Ting..ting..ting..ting…. bunyi kentungan si penjual
buah siang itu didepan rumah. Bunyi yang kerap kuanggap sebagai penjual es pisang
ijo saat tinggal di Kendari.
Di Jakarta, bunyi-bunyian serupa banyak berseliweran,
maka disinilah tempat menguji yang tepat untuk indera pendengaran kita. Apakah
itu bunyi penjual buah, es, bakso, penjual bubur, atau penjual kue malam. Terlepas
dari itu, bagiku itu adalah salah satu suasana yang susah untuk ditemukan
ditempat lain.
“Ramai”….tanpa perlu memecahkan gelas seperti sarannya
Cinta dalam AADC.
Hingga pukul 02.00 pun kita masih akan menjumpai
mereka, walaupun ketukan pada jam-jam itu sedikit lebih anarkis yaitu
memukuk-mukul wajan. Tetapi jangan hawatir, itu bukanlah seorang penyamun, atau
maling yang tengah membawa barang curian. Ia cuma penjual nasi goreng yang
tengah berharap kita kelaparan setelah nonton sepak bola atau pulang dari apel
di Taman Lawang.
Apakah di jam-jam itu sudah terhenti? Rupanya belum,
pada jam-jam diatasnya lagi kita akan menemukan para penjaja jagung dan kacang
rebus.
Nah, kentungan penjaja jagung rebus ini wajib
diwaspadai….karena ketukan suaranya mirip-mirip dengan kentungan hansip saat maling
kedapatan beraksi.
Di Jakarta, semua jenis barang ada yang menjajakan via
gerobak atau keliling dari rumah kerumah, dari kampung ke kampung, dari
kompleks ke kompleks. Mereka begitu aktif mencari rejeki dari warga Jakarta.
Penjual gorengan, bakso, mie, nasi uduk, nasi goreng,
penjual sate, penjual buah, penjual sayur, penjual perabot, penjual baju, penjual
ikan, daging, kerupuk, roti, penjual mainan anak, wahana main keliling
(odong-odong), sampai penjual pakaian dalam, semua ada di Jakarta.

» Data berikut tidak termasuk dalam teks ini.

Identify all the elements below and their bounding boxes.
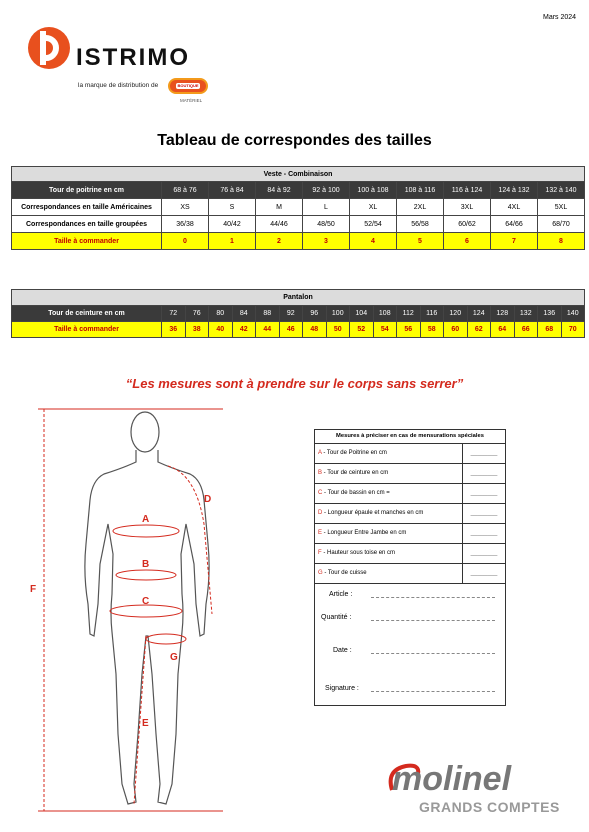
measure-letter: A [318,450,322,456]
measure-text: - Longueur épaule et manches en cm [322,510,424,516]
measures-form [314,429,506,706]
waist-size-cell: 96 [303,306,327,322]
measure-letter: B [318,470,323,476]
body-figure [28,404,238,816]
chest-range-cell: 84 à 92 [256,182,303,199]
page-title: Tableau de correspondes des tailles [157,132,432,149]
article-input[interactable] [371,597,495,598]
us-size-cell: XS [162,199,209,216]
label-d: D [204,494,212,505]
waist-size-cell: 108 [373,306,397,322]
measure-value-field[interactable]: ________ [470,570,498,576]
measure-label [315,504,463,523]
date-label: Date : [333,647,352,654]
chest-range-cell: 132 à 140 [538,182,585,199]
molinel-sub: GRANDS COMPTES [419,799,560,815]
grouped-label: Correspondances en taille groupées [12,216,162,233]
waist-size-cell: 104 [350,306,374,322]
measure-instruction: “Les mesures sont à prendre sur le corps sans serrer” [125,376,464,391]
waist-size-cell: 124 [467,306,491,322]
molinel-brand: molinel [392,760,512,798]
grouped-size-cell: 40/42 [209,216,256,233]
measure-row [315,504,505,524]
document-date: Mars 2024 [543,14,577,21]
measure-text: - Tour de bassin en cm = [322,490,390,496]
quantite-input[interactable] [371,620,495,621]
measure-text: - Hauteur sous toise en cm [321,550,396,556]
pantalon-table [11,289,585,338]
waist-size-cell: 76 [185,306,209,322]
pantalon-order-size-cell: 64 [491,322,515,338]
pantalon-order-size-cell: 70 [561,322,585,338]
measure-text: - Tour de cuisse [322,570,367,576]
us-size-cell: XL [350,199,397,216]
pantalon-order-size-cell: 38 [185,322,209,338]
measure-letter: E [318,530,323,536]
veste-order-size-cell: 6 [444,233,491,250]
measures-title: Mesures à préciser en cas de mensurations spéciales [315,430,505,444]
pantalon-order-size-cell: 52 [350,322,374,338]
measure-label [315,564,463,583]
measure-letter: D [318,510,323,516]
pantalon-order-size-cell: 42 [232,322,256,338]
waist-size-cell: 128 [491,306,515,322]
date-input[interactable] [371,653,495,654]
pantalon-order-size-cell: 56 [397,322,421,338]
us-size-cell: L [303,199,350,216]
pantalon-order-size-cell: 62 [467,322,491,338]
article-label: Article : [329,591,353,598]
waist-size-cell: 72 [162,306,186,322]
quantite-label: Quantité : [321,614,352,621]
measure-row [315,564,505,584]
pantalon-order-size-cell: 60 [444,322,468,338]
logo-subtitle: la marque de distribution de [78,82,159,89]
label-e: E [142,718,149,729]
measure-value-field[interactable]: ________ [470,510,498,516]
measure-row [315,444,505,464]
pantalon-order-size-cell: 48 [303,322,327,338]
measure-value-field[interactable]: ________ [470,550,498,556]
veste-order-size-cell: 1 [209,233,256,250]
grouped-size-cell: 44/46 [256,216,303,233]
chest-range-cell: 116 à 124 [444,182,491,199]
veste-order-size-cell: 0 [162,233,209,250]
veste-section-title: Veste - Combinaison [12,167,585,182]
pantalon-order-size-cell: 54 [373,322,397,338]
measure-label [315,524,463,543]
veste-order-size-cell: 7 [491,233,538,250]
us-size-cell: 5XL [538,199,585,216]
measure-label [315,444,463,463]
veste-order-size-cell: 8 [538,233,585,250]
grouped-size-cell: 60/62 [444,216,491,233]
measure-row [315,484,505,504]
chest-label: Tour de poitrine en cm [12,182,162,199]
us-size-cell: 4XL [491,199,538,216]
chest-range-cell: 68 à 76 [162,182,209,199]
body-outline [85,412,212,804]
grouped-size-cell: 36/38 [162,216,209,233]
measure-row [315,524,505,544]
measure-row [315,464,505,484]
waist-size-cell: 88 [256,306,280,322]
waist-size-cell: 116 [420,306,444,322]
label-g: G [170,652,178,663]
veste-table [11,166,585,250]
logo-brand-text: ISTRIMO [76,44,190,71]
pantalon-order-size-cell: 66 [514,322,538,338]
measure-text: - Tour de ceinture en cm [322,470,389,476]
waist-size-cell: 120 [444,306,468,322]
measure-letter: G [318,570,323,576]
distrimo-logo-icon [26,25,72,71]
us-size-cell: 2XL [397,199,444,216]
waist-size-cell: 140 [561,306,585,322]
label-c: C [142,596,150,607]
chest-range-cell: 124 à 132 [491,182,538,199]
waist-size-cell: 80 [209,306,233,322]
waist-label: Tour de ceinture en cm [12,306,162,322]
measure-value-field[interactable]: ________ [470,530,498,536]
measure-lines [38,409,223,811]
us-size-cell: 3XL [444,199,491,216]
label-a: A [142,514,150,525]
signature-input[interactable] [371,691,495,692]
pantalon-order-size-cell: 36 [162,322,186,338]
measure-letter: F [318,550,322,556]
veste-order-size-cell: 5 [397,233,444,250]
grouped-size-cell: 52/54 [350,216,397,233]
measure-value-field[interactable]: ________ [470,470,498,476]
grouped-size-cell: 64/66 [491,216,538,233]
veste-order-size-cell: 4 [350,233,397,250]
us-size-cell: M [256,199,303,216]
veste-order-label: Taille à commander [12,233,162,250]
measure-value-field[interactable]: ________ [470,490,498,496]
grouped-size-cell: 48/50 [303,216,350,233]
waist-size-cell: 100 [326,306,350,322]
measure-text: - Tour de Poitrine en cm [321,450,387,456]
label-f: F [30,584,37,595]
measure-row [315,544,505,564]
measure-value-field[interactable]: ________ [470,450,498,456]
measure-label [315,464,463,483]
measure-letter: C [318,490,323,496]
waist-size-cell: 112 [397,306,421,322]
veste-order-size-cell: 3 [303,233,350,250]
measure-label [315,484,463,503]
veste-order-size-cell: 2 [256,233,303,250]
pantalon-order-size-cell: 40 [209,322,233,338]
chest-range-cell: 76 à 84 [209,182,256,199]
measure-label [315,544,463,563]
pantalon-order-size-cell: 44 [256,322,280,338]
boutique-badge: BOUTIQUE [168,78,208,94]
waist-size-cell: 132 [514,306,538,322]
grouped-size-cell: 56/58 [397,216,444,233]
chest-range-cell: 92 à 100 [303,182,350,199]
signature-label: Signature : [325,685,359,692]
pantalon-section-title: Pantalon [12,290,585,306]
us-label: Correspondances en taille Américaines [12,199,162,216]
pantalon-order-size-cell: 58 [420,322,444,338]
chest-range-cell: 100 à 108 [350,182,397,199]
waist-size-cell: 84 [232,306,256,322]
waist-size-cell: 92 [279,306,303,322]
pantalon-order-label: Taille à commander [12,322,162,338]
pantalon-order-size-cell: 50 [326,322,350,338]
badge-subtitle: MATÉRIEL [180,98,203,103]
pantalon-order-size-cell: 68 [538,322,562,338]
waist-size-cell: 136 [538,306,562,322]
pantalon-order-size-cell: 46 [279,322,303,338]
measure-text: - Longueur Entre Jambe en cm [322,530,407,536]
grouped-size-cell: 68/70 [538,216,585,233]
chest-range-cell: 108 à 116 [397,182,444,199]
us-size-cell: S [209,199,256,216]
label-b: B [142,559,150,570]
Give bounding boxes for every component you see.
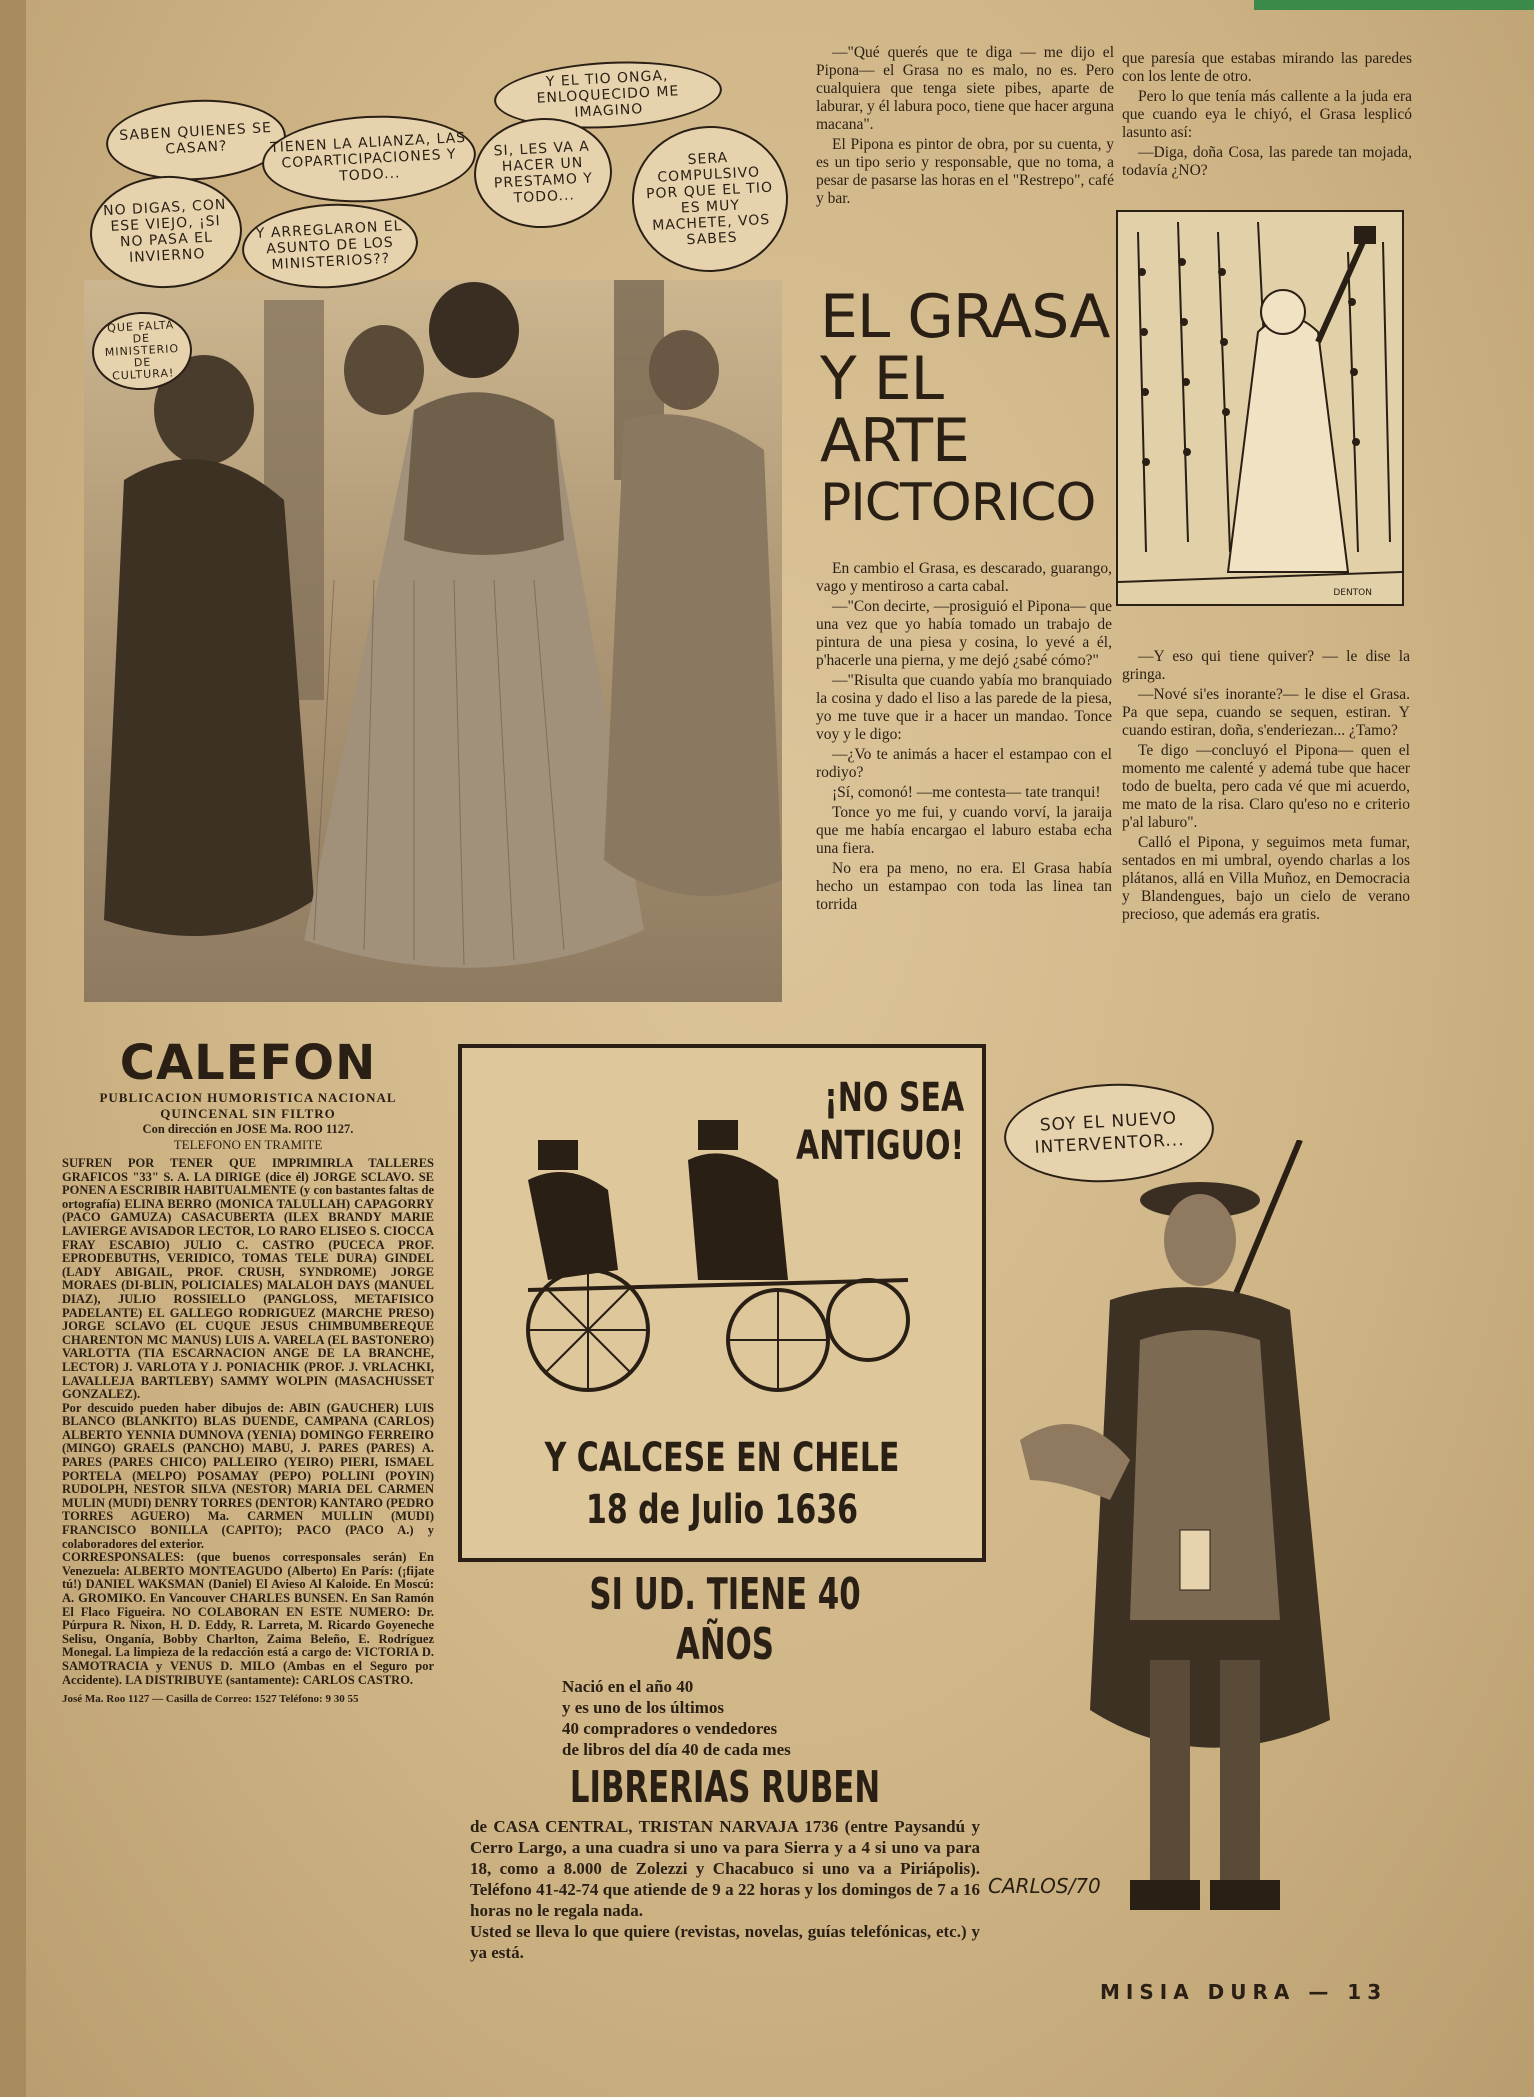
article-paragraph: —¿Vo te animás a hacer el estampao con el rodiyo? <box>816 746 1112 781</box>
antique-car-illustration <box>488 1080 948 1400</box>
article-paragraph: El Pipona es pintor de obra, por su cuenta, y es un tipo serio y responsable, que no toma, a pesar de pasarse las horas en el "Restrepo", café y bar. <box>816 136 1114 207</box>
article-title-line: EL GRASA <box>820 282 1110 352</box>
article-title-line: ARTE <box>820 406 969 476</box>
masthead-address: Con dirección en JOSE Ma. ROO 1127. <box>142 1122 354 1136</box>
article-column-2-top <box>1122 50 1412 182</box>
article-title-line: PICTORICO <box>820 473 1096 533</box>
painter-illustration <box>1116 210 1404 606</box>
ruben-intro-line: Nació en el año 40 <box>562 1677 694 1696</box>
article-paragraph: que paresía que estabas mirando las paredes con los lente de otro. <box>1122 50 1412 85</box>
masthead-subtitle: QUINCENAL SIN FILTRO <box>160 1106 336 1121</box>
ladies-drawing <box>84 280 782 1002</box>
article-column-2-bottom <box>1122 648 1410 926</box>
article-paragraph: —"Con decirte, —prosiguió el Pipona— que una vez que yo había tomado un trabajo de pintura de una piesa y cosina, lo yevé a él, p'hacerle una pierna, y me dejó ¿sabé cómo?" <box>816 598 1112 669</box>
ruben-name: LIBRERIAS RUBEN <box>569 1762 881 1813</box>
credits-correspondents: CORRESPONSALES: (que buenos corresponsales serán) En Venezuela: ALBERTO MONTEAGUDO (Alberto) En París: (¡fijate tú!) DANIEL WAKSMAN (Daniel) El Avieso Al Kaloide. En Moscú: A. GROMIKO. En Vancouver CHARLES BUNSEN. En San Ramón El Flaco Figueira. NO COLABORAN EN ESTE NUMERO: Dr. Púrpura R. Nixon, H. D. Eddy, R. Larreta, M. Ricardo Goyeneche Selisu, Onganía, Bobby Charlton, Zaima Beleño, E. Rodríguez Monegal. La limpieza de la redacción está a cargo de: VICTORIA D. SAMOTRACIA y VENUS D. MILO (Ambas en el Seguro por Accidente). LA DISTRIBUYE (santamente): CARLOS CASTRO. <box>62 1550 434 1687</box>
painter-drawing <box>1118 212 1402 604</box>
article-title <box>820 282 1120 534</box>
article-column-1-bottom <box>816 560 1112 916</box>
article-paragraph: ¡Sí, comonó! —me contesta— tate tranqui! <box>832 784 1101 801</box>
masthead <box>62 1036 434 1707</box>
article-paragraph: —Diga, doña Cosa, las parede tan mojada, todavía ¿NO? <box>1122 144 1412 179</box>
article-paragraph: —Y eso qui tiene quiver? — le dise la gringa. <box>1122 648 1410 683</box>
soldier-illustration <box>1000 1140 1400 1920</box>
top-color-strip <box>1254 0 1534 10</box>
article-paragraph: —Nové si'es inorante?— le dise el Grasa. Pa que sepa, cuando se sequen, estiran. Y cuando estiran, doña, s'enderiezan... ¿Tamo? <box>1122 686 1410 739</box>
article-paragraph: No era pa meno, no era. El Grasa había hecho un estampao con toda las linea tan torrida <box>816 860 1112 913</box>
article-paragraph: Te digo —concluyó el Pipona— quen el momento me calenté y ademá tube que hacer todo de buelta, pero cada vé que mi acuerdo, me mato de la risa. Claro qu'eso no e criterio p'al laburo". <box>1122 742 1410 831</box>
chele-address: 18 de Julio 1636 <box>585 1487 859 1533</box>
soldier-speech-bubble: SOY EL NUEVO INTERVENTOR... <box>1002 1079 1217 1188</box>
soldier-drawing <box>1000 1140 1400 1920</box>
speech-bubble-1: SABEN QUIENES SE CASAN? <box>104 95 288 184</box>
ruben-intro-line: y es uno de los últimos <box>562 1698 724 1717</box>
soldier-signature: CARLOS/70 <box>988 1874 1101 1898</box>
ruben-body: de CASA CENTRAL, TRISTAN NARVAJA 1736 (entre Paysandú y Cerro Largo, a una cuadra si uno va para Sierra y a 4 si uno va para 18, como a 8.000 de Zolezzi y Chacabuco si uno va a Piriápolis). Teléfono 41-42-74 que atiende de 9 a 22 horas y los domingos de 7 a 16 horas no le regala nada. <box>470 1817 980 1920</box>
chele-headline-line: ¡NO SEA <box>823 1075 964 1121</box>
article-title-line: Y EL <box>820 344 944 414</box>
page-binding-edge <box>0 0 26 2097</box>
article-paragraph: Tonce yo me fui, y cuando vorví, la jaraija que me había encargao el laburo estaba echa una fiera. <box>816 804 1112 857</box>
speech-bubble-2: TIENEN LA ALIANZA, LAS COPARTICIPACIONES Y TODO... <box>260 110 478 207</box>
credits-drawings: Por descuido pueden haber dibujos de: ABIN (GAUCHER) LUIS BLANCO (BLANKITO) BLAS DUENDE, CAMPANA (CARLOS) ALBERTO YENNIA DUMNOVA (YENIA) DOMINGO FERREIRO (MINGO) GRAELS (PANCHO) MABU, J. PARES (PARES) A. PARES (PARES CHICO) PALLEIRO (YEIRO) PIERI, ISMAEL PORTELA (MELPO) POSAMAY (PEPO) POLLINI (POYIN) RUDOLPH, NESTOR SILVA (NESTOR) MARIA DEL CARMEN MULIN (MUDI) DENRY TORRES (DENTOR) KANTARO (PEDRO TORRES AGUERO) Ma. CARMEN MULLIN (MUDI) FRANCISCO BONILLA (CAPITO); PACO (PACO A.) y colaboradores del exterior. <box>62 1400 434 1551</box>
ruben-intro-line: 40 compradores o vendedores <box>562 1719 778 1738</box>
credits-staff: SUFREN POR TENER QUE IMPRIMIRLA TALLERES GRAFICOS "33" S. A. LA DIRIGE (dice él) JORGE SCLAVO. SE PONEN A ESCRIBIR HABITUALMENTE (y con bastantes faltas de ortografía) ELINA BERRO (MONICA TALULLAH) CAPAGORRY (PACO GAMUZA) CASACUBERTA (ILEX BRANDY MARIE LAVIERGE AVISADOR LECTOR, LO RARO ELISEO S. CIOCCA FRAY ESCABIO) JULIO C. CASTRO (PUCECA PROF. EPRODEBUTHS, VERIDICO, TOMAS TELE DURA) GINDEL (LADY ABIGAIL, PROF. CRUSH, SYNDROME) JORGE MORAES (DI-BLIN, POLICIALES) MALALOH DAYS (MANUEL DIAZ), JULIO ROSSIELLO (PANGLOSS, METAFISICO PADELANTE) EL GALLEGO RODRIGUEZ (MARCHE PRESO) JORGE SCLAVO (EL CUQUE JESUS CHIMBUMBEREQUE CHARENTON MC MANUS) LUIS A. VARELA (EL BASTONERO) VARLOTTA (TIA ESCARNACION ANGE DE LA BRANCHE, LECTOR) J. VARLOTA Y J. PONIACHIK (PROF. J. VRLACHKI, LAVALLEJA BARTLEBY) SAMMY WOLPIN (MASACHUSSET GONZALEZ). <box>62 1156 434 1402</box>
speech-bubble-6: NO DIGAS, CON ESE VIEJO, ¡SI NO PASA EL INVIERNO <box>87 172 245 292</box>
masthead-subtitle: PUBLICACION HUMORISTICA NACIONAL <box>99 1090 397 1105</box>
masthead-title: CALEFON <box>119 1035 377 1091</box>
chele-headline-line: ANTIGUO! <box>795 1123 964 1169</box>
article-paragraph: Calló el Pipona, y seguimos meta fumar, sentados en mi umbral, oyendo charlas a los plátanos, allá en Villa Muñoz, en Democracia y Blandengues, bajo un cielo de verano precioso, que además era gratis. <box>1122 834 1410 923</box>
article-paragraph: —"Qué querés que te diga — me dijo el Pipona— el Grasa no es malo, no es. Pero cualquiera que tenga siete pibes, aparte de laburar, y él labura poco, tiene que hacer arguna macana". <box>816 44 1114 133</box>
article-paragraph: —"Risulta que cuando yabía mo branquiado la cosina y dado el liso a las parede de la piesa, yo me tuve que ir a hacer un mandao. Tonce voy y le digo: <box>816 672 1112 743</box>
painter-signature: DENTON <box>1333 588 1372 598</box>
ruben-headline: SI UD. TIENE 40 AÑOS <box>589 1569 861 1670</box>
article-column-1-top <box>816 44 1114 210</box>
article-paragraph: Pero lo que tenía más callente a la juda era que cuando eya le chiyó, el Grasa lesplicó lasunto así: <box>1122 88 1412 141</box>
article-paragraph: En cambio el Grasa, es descarado, guarango, vago y mentiroso a carta cabal. <box>816 560 1112 595</box>
chele-tagline: Y CALCESE EN CHELE <box>544 1435 900 1481</box>
masthead-footer: José Ma. Roo 1127 — Casilla de Correo: 1527 Teléfono: 9 30 55 <box>62 1693 359 1706</box>
speech-bubble-5: SERA COMPULSIVO POR QUE EL TIO ES MUY MACHETE, VOS SABES <box>628 122 791 276</box>
speech-bubble-3: Y EL TIO ONGA, ENLOQUECIDO ME IMAGINO <box>492 56 723 134</box>
ruben-intro <box>470 1676 980 1760</box>
chele-ad <box>458 1044 986 1562</box>
masthead-phone: TELEFONO EN TRAMITE <box>173 1137 323 1152</box>
page-footer: MISIA DURA — 13 <box>1100 1980 1388 2004</box>
speech-bubble-8: QUE FALTA DE MINISTERIO DE CULTURA! <box>90 309 194 392</box>
ruben-ad <box>470 1570 980 1963</box>
victorian-ladies-illustration <box>84 280 782 1002</box>
speech-bubble-7: Y ARREGLARON EL ASUNTO DE LOS MINISTERIOS?? <box>240 199 420 292</box>
ruben-footer: Usted se lleva lo que quiere (revistas, novelas, guías telefónicas, etc.) y ya está. <box>470 1922 980 1962</box>
speech-bubble-4: SI, LES VA A HACER UN PRESTAMO Y TODO... <box>471 114 615 231</box>
ruben-intro-line: de libros del día 40 de cada mes <box>562 1740 791 1759</box>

Pernah gak kebayang jika mereka semua jualan di Pulau
Muna?
Penjual gorengan, bakso, mie, nasi goreng, atau penjual sate, mulai jalan lalu dorong
gerobak dari Desa Wandoke menuju Desa Lasama. Mereka jalan, ketok-ketok piring baksonya
pakai sendok.
Rumah pertama, kedua dan ketiga, siul-siul semangat.
Rumah keeempat, dan kelima siul-siulnya mulai hilang. Rumah keenam dan ketujuh penjualnya
mulai urut-urut betis, rumah kedelapan ban gerobaknya meletus.
Kenapa? Jarak satu rumah dengan rumah yang lain 1 kilo
dibatasi hutan. Jalanya batu-batu berlubang.
Penjual sayur, buah, dan penjual ikan…mulai keliling genjot
gerobaknya. Star dari Desa Lasama ke Desa Tondasi. Rumah pertama yang punya
rumah lagi panjat pohon kelor mau petik daunnya untuk masak sayur. Rumah kedua dibelakang
rumahnya ada kebun pepaya, dan pohon pisang. Rumah keempat, sudah sampai di
pelabuhan Tondasi, sudah laut. Tidak ada lagi rumah. Sudah laut Banda.
Penjual perabot, dan pakaian. Penjual ini lebih keren,
pakai mobil open, seperti yang marak di Jakarta. Sampai di Pulau Muna, di Desa
Lindo, penjualnya teriak, parabooot….parabooottt….parabooottt..!!! lima ribu
tigaaa…..lima ribu tigaaa….!!!!
Beberapa wanita datang, sudah cantik, pakai lipstik, dan bedak walaupun dari beras
yang ditumbuk. Penjualnya mulai senang, optimis barangnya laku. Penjual
bertanya, mau beli apa? Si Wanita “Mau kepasar ingkaa…”. Penjual “Tidak usah
kepasar, disini juga ada, mau beli apa saja ada?”. Si Wanita, “Saya mau
jalan-jalan saja…!!”. Yah karena disitu tidak ada mall. Tempat jalan-jalan yah pasar.